Amendments could help save coast
That number has decreased somewhat but still 13, such as we had Saturday, is a bit much for those who don't keep up closely with state politics to digest. But, amazingly enough, all 13 passed.
The most important ones passed by big margins with more than 90 percent of the vote in St. Charles and even more statewide. Two of them will dedicate all royalties the state receives from the outer continental shelf, if we get any from the feds, and 20 percent of funds from any sale of the state's tobacco settlement to state coastal restoration. A third will create two professional flood control authorities in the New Orleans area - - one on the east bank and one of the west bank. The Pontchartrain Levee Board which controls the east bank levees of St. Charles would still exist but would relinquish control of matters that overlap into the consolidated district.

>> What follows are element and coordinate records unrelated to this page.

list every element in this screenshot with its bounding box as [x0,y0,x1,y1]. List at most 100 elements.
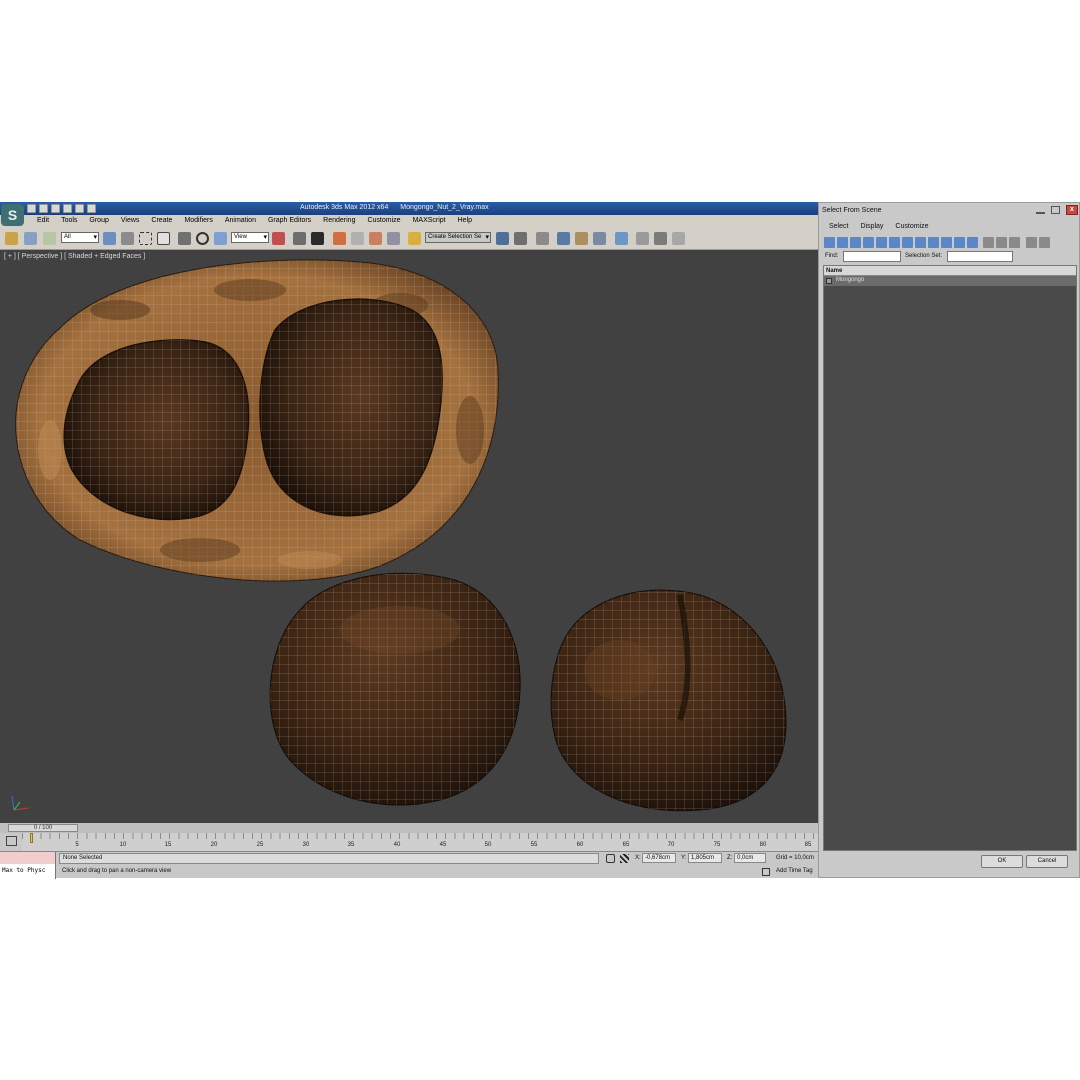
find-input[interactable] [843,251,901,262]
menu-help[interactable]: Help [452,215,478,227]
new-file-icon[interactable] [27,204,36,213]
maximize-icon[interactable] [1051,206,1060,214]
perspective-viewport[interactable]: [ + ] [ Perspective ] [ Shaded + Edged F… [0,250,818,823]
named-selection-dropdown[interactable]: Create Selection Se [425,232,491,243]
rectangular-selection-icon[interactable] [139,232,152,245]
helpers-filter-icon[interactable] [876,237,887,248]
ok-button[interactable]: OK [981,855,1023,868]
angle-snap-icon[interactable] [351,232,364,245]
list-item[interactable]: Mongongo [824,276,1076,286]
find-case-icon[interactable] [1039,237,1050,248]
link-icon[interactable] [5,232,18,245]
tick-label: 10 [119,842,127,848]
frame-counter-slider[interactable]: 0 / 100 [8,824,78,832]
frozen-filter-icon[interactable] [954,237,965,248]
menu-tools[interactable]: Tools [55,215,83,227]
menu-edit[interactable]: Edit [31,215,55,227]
z-coord-field[interactable]: 0,0cm [734,853,766,863]
open-file-icon[interactable] [39,204,48,213]
y-coord-field[interactable]: 1,805cm [688,853,722,863]
redo-icon[interactable] [75,204,84,213]
dialog-menu-customize[interactable]: Customize [889,221,934,233]
display-none-icon[interactable] [996,237,1007,248]
rotate-icon[interactable] [196,232,209,245]
groups-filter-icon[interactable] [902,237,913,248]
keyboard-shortcut-icon[interactable] [311,232,324,245]
unlink-icon[interactable] [24,232,37,245]
cameras-filter-icon[interactable] [863,237,874,248]
shapes-filter-icon[interactable] [837,237,848,248]
graphite-ribbon-icon[interactable] [557,232,570,245]
save-file-icon[interactable] [51,204,60,213]
mongongo-kernel-right[interactable] [540,580,800,820]
selection-set-dropdown[interactable] [947,251,1013,262]
material-editor-icon[interactable] [615,232,628,245]
menu-graph-editors[interactable]: Graph Editors [262,215,317,227]
project-folder-icon[interactable] [87,204,96,213]
render-teapot-icon[interactable] [672,232,685,245]
rendered-frame-window-icon[interactable] [654,232,667,245]
mongongo-kernel-left[interactable] [260,560,530,820]
absolute-mode-icon[interactable] [620,854,629,863]
select-by-name-icon[interactable] [121,232,134,245]
add-time-tag-button[interactable]: Add Time Tag [776,868,813,874]
maxscript-listener[interactable]: Max to Physc [0,852,56,879]
mirror-icon[interactable] [496,232,509,245]
bind-space-warp-icon[interactable] [43,232,56,245]
curve-editor-icon[interactable] [575,232,588,245]
cancel-button[interactable]: Cancel [1026,855,1068,868]
time-tag-icon[interactable] [762,868,770,876]
selection-filter-dropdown[interactable]: All [61,232,99,243]
xrefs-filter-icon[interactable] [915,237,926,248]
column-header-name[interactable]: Name [824,266,1076,276]
window-crossing-icon[interactable] [157,232,170,245]
undo-icon[interactable] [63,204,72,213]
frame-ruler[interactable]: 5 10 15 20 25 30 35 40 45 50 55 60 65 70… [22,833,818,851]
scale-icon[interactable] [214,232,227,245]
schematic-view-icon[interactable] [593,232,606,245]
menu-group[interactable]: Group [83,215,114,227]
pivot-center-icon[interactable] [272,232,285,245]
snaps-toggle-icon[interactable] [333,232,346,245]
time-slider-track[interactable]: 0 / 100 [0,823,818,833]
mini-curve-editor-icon[interactable] [6,836,17,846]
dialog-menu-display[interactable]: Display [854,221,889,233]
menu-animation[interactable]: Animation [219,215,262,227]
menu-modifiers[interactable]: Modifiers [178,215,218,227]
bones-filter-icon[interactable] [928,237,939,248]
spinner-snap-icon[interactable] [387,232,400,245]
align-icon[interactable] [514,232,527,245]
lights-filter-icon[interactable] [850,237,861,248]
minimize-icon[interactable] [1036,207,1045,214]
geometry-filter-icon[interactable] [824,237,835,248]
reference-coordinate-dropdown[interactable]: View [231,232,269,243]
maxscript-input[interactable]: Max to Physc [0,864,55,879]
x-coord-field[interactable]: -0,678cm [642,853,676,863]
menu-views[interactable]: Views [115,215,146,227]
application-button[interactable]: S [1,204,24,226]
select-manipulate-icon[interactable] [293,232,306,245]
hidden-filter-icon[interactable] [967,237,978,248]
select-object-icon[interactable] [103,232,116,245]
menu-maxscript[interactable]: MAXScript [407,215,452,227]
menu-create[interactable]: Create [145,215,178,227]
menu-rendering[interactable]: Rendering [317,215,361,227]
layer-manager-icon[interactable] [536,232,549,245]
close-icon[interactable]: x [1066,205,1078,215]
percent-snap-icon[interactable] [369,232,382,245]
display-invert-icon[interactable] [1009,237,1020,248]
mongongo-shell-half[interactable] [0,250,520,610]
dialog-menu-select[interactable]: Select [823,221,854,233]
containers-filter-icon[interactable] [941,237,952,248]
selection-lock-icon[interactable] [606,854,615,863]
move-icon[interactable] [178,232,191,245]
render-setup-icon[interactable] [636,232,649,245]
current-frame-marker[interactable] [30,833,33,843]
display-all-icon[interactable] [983,237,994,248]
filter-icon[interactable] [1026,237,1037,248]
scene-object-list[interactable]: Name Mongongo [823,265,1077,851]
menu-customize[interactable]: Customize [361,215,406,227]
viewport-label[interactable]: [ + ] [ Perspective ] [ Shaded + Edged F… [4,253,145,260]
space-warps-filter-icon[interactable] [889,237,900,248]
edit-named-selection-icon[interactable] [408,232,421,245]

Those three amendments are enough to conclude that Louisiana is on the right track. It should make Congress want to help us.
The bills in the House and Senate that would provide some of those royalties to Louisiana are on hold while Congress is taking its break to campaign in the mid-term elections that could determine majority parties. In five weeks, we could have a Congress that will change leadership at the beginning of next year. What effect that will have on our hopes for offshore revenue is not known at this time. Cong. Bobby Jindal seems optimistic that Louisiana could still get what it needs. Sen. Mary Landrieu, however, has blamed the House for torpedoing a passable bill in the Senate with a House bill that would provide more for our state.
Faced with the knowledge that Louisiana wants to do its part in providing that restoration with passage of the constitutional amendments, Congress, perhaps, will give us a break.
The best we could hope for is passage of something close to the House bill by the Senate that would give Louisiana 35 percent of all royalties past the continental shelf, of which we get nothing now. That would give us immediate revenue, about $6 billion a year, to start pumping silt from the river into the wetlands and sand from offshore onto our barrier islands. The worst that could happen would be for Congress to do nothing. Next to that would be for the House to pass the Senate bill that gives Louisiana only a portion of royalties from new drilling in only a certain area.
That would give us very little until new production starts pumping which could be in 2017. Since we are losing up to 50 square miles of land to the Gulf of Mexico every year, we will have very little to repair by then.